L’Union des Femmes Réunionnaises salue avec gravité et détermination l’adoption à l’unanimité, par l’Assemblée nationale, de la proposition de loi, portée par la députée Karine Lebon que nous félicitons pour son courage et sa détermination, de réparation en faveur des femmes et des hommes connus sous le nom d’"enfants de la Creuse". (Photo sly/www.imazpress.com)
Ce vote unanime est l’aboutissement d’un long combat politique, associatif et mémoriel mené pendant plus d’un demi-siècle par l’Union des Femmes Réunionnaises. Notre organisation a été parmi les toutes premières à dénoncer publiquement cette politique d’arrachement, à soutenir les familles, à porter la parole des victimes et à exiger vérité et reconnaissance face au déni de l’État.
Par cette loi, la représentation nationale reconnaît enfin la responsabilité de l’État français dans une politique de déplacement forcé, de violences institutionnelles et de négation des droits fondamentaux qui a marqué durablement des milliers d’enfants réunionnais et leurs familles. Il s’agit d’une avancée majeure dans la reconnaissance d’un crime d’État longtemps nié, minimisé ou relégué au silence.
L’Union des Femmes Réunionnaises rappelle que derrière les chiffres, il y a des vies brisées : des enfances volées, des liens familiaux détruits, des identités niées. Beaucoup de ces enfants ont été exposées à des formes spécifiques de violences, d’exploitation et d’invisibilisation, dont les conséquences se font encore sentir aujourd’hui.

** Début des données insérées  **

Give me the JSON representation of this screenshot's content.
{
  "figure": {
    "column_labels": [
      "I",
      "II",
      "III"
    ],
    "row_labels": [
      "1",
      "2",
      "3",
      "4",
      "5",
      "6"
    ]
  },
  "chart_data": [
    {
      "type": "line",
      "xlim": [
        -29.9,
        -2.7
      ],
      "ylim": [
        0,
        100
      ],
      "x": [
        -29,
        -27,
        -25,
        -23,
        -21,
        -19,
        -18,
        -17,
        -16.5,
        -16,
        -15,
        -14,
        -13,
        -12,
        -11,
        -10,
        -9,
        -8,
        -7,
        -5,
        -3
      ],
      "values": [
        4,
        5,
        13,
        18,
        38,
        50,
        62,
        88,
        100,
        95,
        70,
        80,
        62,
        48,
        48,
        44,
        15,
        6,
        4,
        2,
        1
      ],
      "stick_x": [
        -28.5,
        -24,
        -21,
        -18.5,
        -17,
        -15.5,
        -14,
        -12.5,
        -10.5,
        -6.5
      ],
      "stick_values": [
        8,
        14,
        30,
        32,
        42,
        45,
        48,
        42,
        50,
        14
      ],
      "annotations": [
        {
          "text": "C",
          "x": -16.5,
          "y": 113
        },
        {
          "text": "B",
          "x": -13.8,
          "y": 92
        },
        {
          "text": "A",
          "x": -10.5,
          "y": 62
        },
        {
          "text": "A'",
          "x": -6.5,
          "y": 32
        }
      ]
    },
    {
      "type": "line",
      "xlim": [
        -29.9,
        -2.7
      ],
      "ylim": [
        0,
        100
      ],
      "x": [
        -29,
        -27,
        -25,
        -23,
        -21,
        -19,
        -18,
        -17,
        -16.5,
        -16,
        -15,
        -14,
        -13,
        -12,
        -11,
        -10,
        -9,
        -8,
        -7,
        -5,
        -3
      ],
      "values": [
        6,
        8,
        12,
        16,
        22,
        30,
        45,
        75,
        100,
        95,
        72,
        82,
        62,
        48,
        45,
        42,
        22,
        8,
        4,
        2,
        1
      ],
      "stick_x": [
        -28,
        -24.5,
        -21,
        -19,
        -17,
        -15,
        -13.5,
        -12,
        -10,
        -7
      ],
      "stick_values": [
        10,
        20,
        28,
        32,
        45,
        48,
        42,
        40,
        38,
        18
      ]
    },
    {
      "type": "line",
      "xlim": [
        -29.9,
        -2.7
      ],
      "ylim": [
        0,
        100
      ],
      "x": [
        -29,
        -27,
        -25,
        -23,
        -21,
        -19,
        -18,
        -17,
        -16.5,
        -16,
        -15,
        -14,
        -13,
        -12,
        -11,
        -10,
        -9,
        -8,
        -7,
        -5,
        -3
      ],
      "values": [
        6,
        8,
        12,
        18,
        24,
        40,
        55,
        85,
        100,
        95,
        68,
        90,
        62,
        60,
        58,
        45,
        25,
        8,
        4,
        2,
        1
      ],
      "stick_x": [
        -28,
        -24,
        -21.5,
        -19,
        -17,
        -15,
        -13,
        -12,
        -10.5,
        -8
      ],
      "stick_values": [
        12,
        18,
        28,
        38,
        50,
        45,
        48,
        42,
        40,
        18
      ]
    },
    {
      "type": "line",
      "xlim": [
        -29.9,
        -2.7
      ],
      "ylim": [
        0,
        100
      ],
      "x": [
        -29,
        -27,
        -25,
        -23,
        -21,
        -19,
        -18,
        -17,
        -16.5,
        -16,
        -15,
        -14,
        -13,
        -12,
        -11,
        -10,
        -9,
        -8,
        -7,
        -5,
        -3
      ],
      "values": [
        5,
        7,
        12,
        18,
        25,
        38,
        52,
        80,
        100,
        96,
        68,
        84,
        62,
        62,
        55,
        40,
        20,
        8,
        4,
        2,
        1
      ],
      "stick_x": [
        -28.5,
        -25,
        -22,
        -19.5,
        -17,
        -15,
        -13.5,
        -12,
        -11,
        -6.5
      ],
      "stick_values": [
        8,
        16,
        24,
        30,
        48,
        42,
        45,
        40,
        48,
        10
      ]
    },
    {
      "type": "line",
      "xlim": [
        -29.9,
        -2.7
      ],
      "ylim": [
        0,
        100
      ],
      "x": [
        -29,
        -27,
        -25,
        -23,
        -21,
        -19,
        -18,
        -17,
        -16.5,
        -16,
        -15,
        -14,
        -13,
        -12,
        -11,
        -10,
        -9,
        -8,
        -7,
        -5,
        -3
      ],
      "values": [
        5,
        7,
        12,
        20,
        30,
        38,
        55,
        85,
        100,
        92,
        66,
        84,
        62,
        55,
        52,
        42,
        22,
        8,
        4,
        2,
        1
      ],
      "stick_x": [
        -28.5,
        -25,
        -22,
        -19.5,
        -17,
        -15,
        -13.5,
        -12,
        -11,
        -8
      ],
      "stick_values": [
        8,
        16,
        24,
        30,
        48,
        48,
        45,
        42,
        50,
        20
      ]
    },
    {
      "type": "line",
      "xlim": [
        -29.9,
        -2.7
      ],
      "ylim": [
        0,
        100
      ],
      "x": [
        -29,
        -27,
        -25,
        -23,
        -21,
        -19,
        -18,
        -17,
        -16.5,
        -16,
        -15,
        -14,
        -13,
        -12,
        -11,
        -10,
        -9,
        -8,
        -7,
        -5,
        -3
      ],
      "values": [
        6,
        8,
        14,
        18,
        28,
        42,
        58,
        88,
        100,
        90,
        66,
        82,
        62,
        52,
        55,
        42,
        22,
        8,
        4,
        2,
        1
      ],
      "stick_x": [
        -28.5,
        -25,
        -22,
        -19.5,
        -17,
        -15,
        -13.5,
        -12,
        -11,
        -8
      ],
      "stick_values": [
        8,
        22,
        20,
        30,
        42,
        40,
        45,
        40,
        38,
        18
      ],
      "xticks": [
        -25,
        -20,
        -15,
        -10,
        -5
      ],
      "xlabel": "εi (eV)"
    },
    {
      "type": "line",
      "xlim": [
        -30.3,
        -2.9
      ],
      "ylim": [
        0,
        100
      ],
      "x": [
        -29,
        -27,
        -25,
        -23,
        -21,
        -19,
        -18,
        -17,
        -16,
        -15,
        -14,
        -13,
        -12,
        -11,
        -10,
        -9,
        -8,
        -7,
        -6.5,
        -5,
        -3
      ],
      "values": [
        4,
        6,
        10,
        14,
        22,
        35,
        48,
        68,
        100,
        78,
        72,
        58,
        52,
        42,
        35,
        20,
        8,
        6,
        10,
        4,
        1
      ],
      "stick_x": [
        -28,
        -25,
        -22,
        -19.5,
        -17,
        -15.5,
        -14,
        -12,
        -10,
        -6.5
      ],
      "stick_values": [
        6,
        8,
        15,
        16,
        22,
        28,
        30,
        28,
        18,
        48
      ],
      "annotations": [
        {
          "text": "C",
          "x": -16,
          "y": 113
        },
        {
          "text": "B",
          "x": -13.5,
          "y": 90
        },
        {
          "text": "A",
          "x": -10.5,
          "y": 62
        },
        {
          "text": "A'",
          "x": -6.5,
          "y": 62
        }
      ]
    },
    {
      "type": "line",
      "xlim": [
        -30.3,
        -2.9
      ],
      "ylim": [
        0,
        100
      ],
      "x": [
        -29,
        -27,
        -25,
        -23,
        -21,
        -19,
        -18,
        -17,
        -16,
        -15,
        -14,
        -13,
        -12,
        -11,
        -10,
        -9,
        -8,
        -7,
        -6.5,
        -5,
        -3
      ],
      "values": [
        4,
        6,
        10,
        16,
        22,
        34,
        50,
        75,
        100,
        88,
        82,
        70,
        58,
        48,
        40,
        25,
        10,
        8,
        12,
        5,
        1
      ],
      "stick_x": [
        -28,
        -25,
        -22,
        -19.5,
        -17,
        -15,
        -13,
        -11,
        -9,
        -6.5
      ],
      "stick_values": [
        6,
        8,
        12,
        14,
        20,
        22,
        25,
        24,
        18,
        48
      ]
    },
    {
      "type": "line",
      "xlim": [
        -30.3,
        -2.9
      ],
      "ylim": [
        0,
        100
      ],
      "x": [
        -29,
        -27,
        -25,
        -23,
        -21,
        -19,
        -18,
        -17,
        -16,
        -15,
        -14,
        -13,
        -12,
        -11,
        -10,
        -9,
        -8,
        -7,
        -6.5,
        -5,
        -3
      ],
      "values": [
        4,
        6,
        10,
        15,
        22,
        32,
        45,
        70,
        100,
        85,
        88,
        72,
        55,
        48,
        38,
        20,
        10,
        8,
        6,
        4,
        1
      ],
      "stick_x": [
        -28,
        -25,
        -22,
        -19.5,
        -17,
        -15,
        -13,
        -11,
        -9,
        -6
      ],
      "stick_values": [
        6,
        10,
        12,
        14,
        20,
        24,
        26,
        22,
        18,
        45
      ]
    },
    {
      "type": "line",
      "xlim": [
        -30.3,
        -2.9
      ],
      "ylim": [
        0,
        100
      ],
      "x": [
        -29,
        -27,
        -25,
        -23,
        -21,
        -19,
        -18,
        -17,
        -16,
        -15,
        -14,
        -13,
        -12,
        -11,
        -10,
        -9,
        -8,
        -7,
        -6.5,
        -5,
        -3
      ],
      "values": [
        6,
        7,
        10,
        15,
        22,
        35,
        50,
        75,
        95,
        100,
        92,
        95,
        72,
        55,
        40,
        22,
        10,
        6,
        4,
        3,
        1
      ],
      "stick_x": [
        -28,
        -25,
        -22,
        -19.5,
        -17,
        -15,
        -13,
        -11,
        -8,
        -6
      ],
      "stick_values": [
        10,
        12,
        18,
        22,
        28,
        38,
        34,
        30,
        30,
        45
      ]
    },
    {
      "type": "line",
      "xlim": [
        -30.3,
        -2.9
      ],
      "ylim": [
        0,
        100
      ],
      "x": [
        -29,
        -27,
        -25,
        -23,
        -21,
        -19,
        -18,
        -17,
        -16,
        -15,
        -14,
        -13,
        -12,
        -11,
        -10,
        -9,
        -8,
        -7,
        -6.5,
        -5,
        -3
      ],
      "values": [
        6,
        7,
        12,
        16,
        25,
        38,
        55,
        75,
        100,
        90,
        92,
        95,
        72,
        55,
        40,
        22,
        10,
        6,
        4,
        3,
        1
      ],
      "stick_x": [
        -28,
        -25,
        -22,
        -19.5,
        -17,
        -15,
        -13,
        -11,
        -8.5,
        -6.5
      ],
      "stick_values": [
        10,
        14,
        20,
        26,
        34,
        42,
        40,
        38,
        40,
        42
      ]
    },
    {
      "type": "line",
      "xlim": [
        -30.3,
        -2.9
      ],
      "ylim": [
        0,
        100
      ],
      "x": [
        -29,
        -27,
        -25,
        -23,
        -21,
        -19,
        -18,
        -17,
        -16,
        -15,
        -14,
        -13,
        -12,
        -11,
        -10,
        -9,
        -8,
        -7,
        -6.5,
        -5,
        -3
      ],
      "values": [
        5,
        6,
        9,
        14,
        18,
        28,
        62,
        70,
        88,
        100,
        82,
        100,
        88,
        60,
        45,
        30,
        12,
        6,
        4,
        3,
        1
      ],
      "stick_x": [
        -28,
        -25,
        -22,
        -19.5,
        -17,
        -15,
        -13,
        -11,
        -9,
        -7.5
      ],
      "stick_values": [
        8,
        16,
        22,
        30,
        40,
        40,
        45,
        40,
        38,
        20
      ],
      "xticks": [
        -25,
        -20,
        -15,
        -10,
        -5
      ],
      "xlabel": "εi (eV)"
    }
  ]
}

Cette loi de réparation n’efface ni la souffrance ni les décennies de silence imposé. Mais elle marque un tournant historique. Elle confirme la justesse d’un combat mené avec constance, souvent dans l’indifférence ou l’hostilité, et affirme que la République ne peut se construire sur l’oubli ni sur l’impunité.
L’Union des Femmes Réunionnaises restera pleinement mobilisée pour que cette loi soit effectivement appliquée, que les réparations soient à la hauteur du préjudice subi, et que la transmission de cette histoire soit assurée, notamment auprès des jeunes générations. En effet comment notre peuple dont l’humanité a été blessée par l’esclavage, l’engagisme, la déportation d’êtres humains, d’enfants, peut-il avancer vers une domounité reconnue à chacune et chacun de ses habitants si son Histoire n’est pas dite !
La justice mémorielle est une condition indispensable à la dignité des peuples et à l’égalité réelle. Après des années de lutte, la voix des "enfants de la Creuse" a enfin été entendue. Elle doit désormais être pleinement respectée.